Тут с крыши с обвальным нарастающим грохотом скатилась снежная навесь, подточенная неожиданным мартовским теплом, и все, кто был в избе, вздрогнули. Тяпуев отвлекся от раздумий и сказал:
– Сейчас иль никогда. Будет поздно.
– Чего, чего сказали? – переспросил Чирок, напрягаясь. – Совсем боле худо слышу.
– Время, говорю, грянуло. Говоришь, с неделю уж не выходит? Может, умер? – с тревогою повысил голос Иван Павлович, и это напряжение неожиданно передалось всем. Коля База, сутулившийся в темном углу возле порога, смолчал, а Гриша торопливо отозвался:
– Не-не, помер бы, дак пахло.
– Дурак. Зима ведь. Ты что, нюхал? – впервые подал насмешливый голос Коля База.
– Не тебя спрашивают, сватальщик. Поживи-ка с мое, дак почуешь и за версту, где чем пахнет.
– Знаем. Это у тебя железно, ворина.
Только Иван Павлович словно бы и не слышал этой перебранки и легко оборвал распрю:
– Ты сходи, Гриша, навести больного. Посмотри, что да как. Не мне учить. Может, воды занести, печь вытопить. Живой человек. Сходи, сходи, – торопливо повторил Иван Павлович, чтобы предупредить всякие возражения.
– Я бы, к примеру, дак так мыслил, что вечером ежели…
– Сходи, сходи… Темень для ворья. Да сразу сюда. Что да как, нам интересно знать. Смотри не заблудись.
– За кого меня принимаете, Иван Павлович?
– Молчи, молчи… Да чужого не трогай. Не позорь нас. Скажут, вон у Ивана Павловича друг какой. Я подлости не терплю.
– Этому шшанку поверили? За кого меня принимаете, Иван Павлович! Могу и пообидеться.
– Молчи, молчи. Ты все еще здесь? Я думал, тебя уже нет, – нарочно удивился Тяпуев и так же нарочно рассмеялся. – Людей не уважаете, Григорий Петрович. Вас просят, а вы ломаетесь, как красная девица… А Коля за вами приглядит, чтобы на плохое народ не подумал.
Старик хотел обидеться, но, потоптавшись у порога, раздергивая до пахов пришивные голяшки тяжелых своекатаных валенок, так же легко раздумал.
Он вышел на волю, синий, здоровый воздух возвеселил и пробудил в голове хмельное круженье. Слабые, но давно не плакавшие глаза вдруг вздрогнули и заслезились. Гриша промокнул влагу варегой и засмеялся. Хорошо-то как!.. Снег крупного помола, похожий на рыбацкую соль, похрустывал под ногою, синё переливался и подгонял старика. Бросив тропу, Гриша по насту пересек пустырь прежнего креневского подворья, настороженно оглянувшись, убедился, что никто не подглядывает, и тихо попросился в баньку. Изнутри не ответили, тогда он, помедлив, снова постучал, и снова молчание. И в третий раз позвал Гриша, но уже ногою. От валенка удары были глухие, тревожные.

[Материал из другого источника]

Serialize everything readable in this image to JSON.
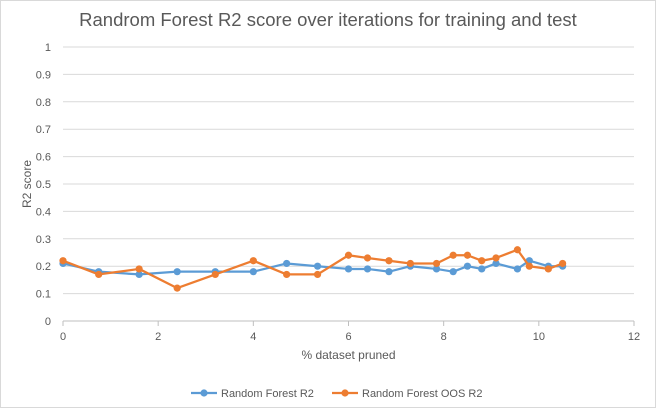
{
  "chart_data": {
    "type": "line",
    "title": "Randrom Forest R2 score over iterations for training and test",
    "xlabel": "% dataset pruned",
    "ylabel": "R2 score",
    "xlim": [
      0,
      12
    ],
    "ylim": [
      0,
      1
    ],
    "xticks": [
      0,
      2,
      4,
      6,
      8,
      10,
      12
    ],
    "yticks": [
      "0",
      "0.1",
      "0.2",
      "0.3",
      "0.4",
      "0.5",
      "0.6",
      "0.7",
      "0.8",
      "0.9",
      "1"
    ],
    "grid": "horizontal",
    "legend_position": "bottom",
    "series": [
      {
        "name": "Random Forest R2",
        "color": "#5b9bd5",
        "points": [
          [
            0,
            0.21
          ],
          [
            0.75,
            0.18
          ],
          [
            1.6,
            0.17
          ],
          [
            2.4,
            0.18
          ],
          [
            3.2,
            0.18
          ],
          [
            4.0,
            0.18
          ],
          [
            4.7,
            0.21
          ],
          [
            5.35,
            0.2
          ],
          [
            6.0,
            0.19
          ],
          [
            6.4,
            0.19
          ],
          [
            6.85,
            0.18
          ],
          [
            7.3,
            0.2
          ],
          [
            7.85,
            0.19
          ],
          [
            8.2,
            0.18
          ],
          [
            8.5,
            0.2
          ],
          [
            8.8,
            0.19
          ],
          [
            9.1,
            0.21
          ],
          [
            9.55,
            0.19
          ],
          [
            9.8,
            0.22
          ],
          [
            10.2,
            0.2
          ],
          [
            10.5,
            0.2
          ]
        ]
      },
      {
        "name": "Random Forest OOS R2",
        "color": "#ed7d31",
        "points": [
          [
            0,
            0.22
          ],
          [
            0.75,
            0.17
          ],
          [
            1.6,
            0.19
          ],
          [
            2.4,
            0.12
          ],
          [
            3.2,
            0.17
          ],
          [
            4.0,
            0.22
          ],
          [
            4.7,
            0.17
          ],
          [
            5.35,
            0.17
          ],
          [
            6.0,
            0.24
          ],
          [
            6.4,
            0.23
          ],
          [
            6.85,
            0.22
          ],
          [
            7.3,
            0.21
          ],
          [
            7.85,
            0.21
          ],
          [
            8.2,
            0.24
          ],
          [
            8.5,
            0.24
          ],
          [
            8.8,
            0.22
          ],
          [
            9.1,
            0.23
          ],
          [
            9.55,
            0.26
          ],
          [
            9.8,
            0.2
          ],
          [
            10.2,
            0.19
          ],
          [
            10.5,
            0.21
          ]
        ]
      }
    ]
  }
}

Дверь подалась сама собою, старик шмыгнул носом и без робости, но с воровской хитрой оглядкой вошел в предбанник. Внутреннюю дверь, задымленную, окруженную соломенными полусгнившими обвязками, он потянул сразу, уже уверенный, что она не заперта. Так оно и случилось. «Эй, кто есть живой?» – окликнул Чирок, привыкая к полумраку; никто не шевельнулся, не подал жизни, только вроде бы с тихим шорохом скатился с потолка обугленный заморозком лист и улегся на полу. Это от сквозняка слегка колыхнулось на окне солдатское одеяло, и солнечный тусклый блик нарушил на мгновение загустевшую темень. «Эй, кто живой есть?» – уже для приличия спросил Чирок. Глаза притерпелись, и Гриша различил на кровати острое, известковой белизны лицо.
Чирок привык жить светло и тепло, он много любил баб, много попил и съел, и свалил лесового зверя, и достал рыбы, и не раз норовистое море облукавил, сошедши живым на берег, и нынче даже, когда к восьмому десятку подкатывало, Гришина натура все еще требовала живого, терпкого и трепетного, и суеверно боялась смерти. За жизнь свою во всяких переделках побывал Гриша Чирок и в становой избе, задымленной и грязной, перебивался не одну зимовку, но нынче он словно бы отвык от того длинного скучного коротанья, когда весеннего солнышка ждешь как манны небесной, когда с первой капелью вроде бы из гроба встаешь и заново рождаешься на белый свет. Иначе отчего бы с такою тоской он вдруг оглядел запущенную баньку.
«Эй, Миша, живой ли?» – с теплинкой в голосе снова позвал Чирок и шагнул к кровати. Ледяным погребным холодом омыло Гришу, словно бы взяло в полон, и даже сквозь ватные портки и сквозь исподники к засохшему пупырчатому телу прильнул слизкий лягушачий холод. «Эх, Миша, Миша… Правда свое возьмет. Женился бы, дак не так жил. Слыш-ко ты!»
Чирок принагнулся, на него в упор глянули заплесневевшие глаза, пустые, оловянные, окруженные редкими седыми ресничками. «Боже, как тебя перевернуло», – вдруг вспомнил Гриша Бога и отшатнулся. Худым скверным запахом шибануло, но не тем, какой идет от тяжелобольного человека, но от неприсмотренного покойника. «Умер, что ли?» – вслух подумал старик и встал прямо, насколько позволяла искривленная годами становая хребтина. Он снял шапчонку и вытер внезапно вспотевший лоб. «Такой ли смерти достоин? Как собака, прости, Господи».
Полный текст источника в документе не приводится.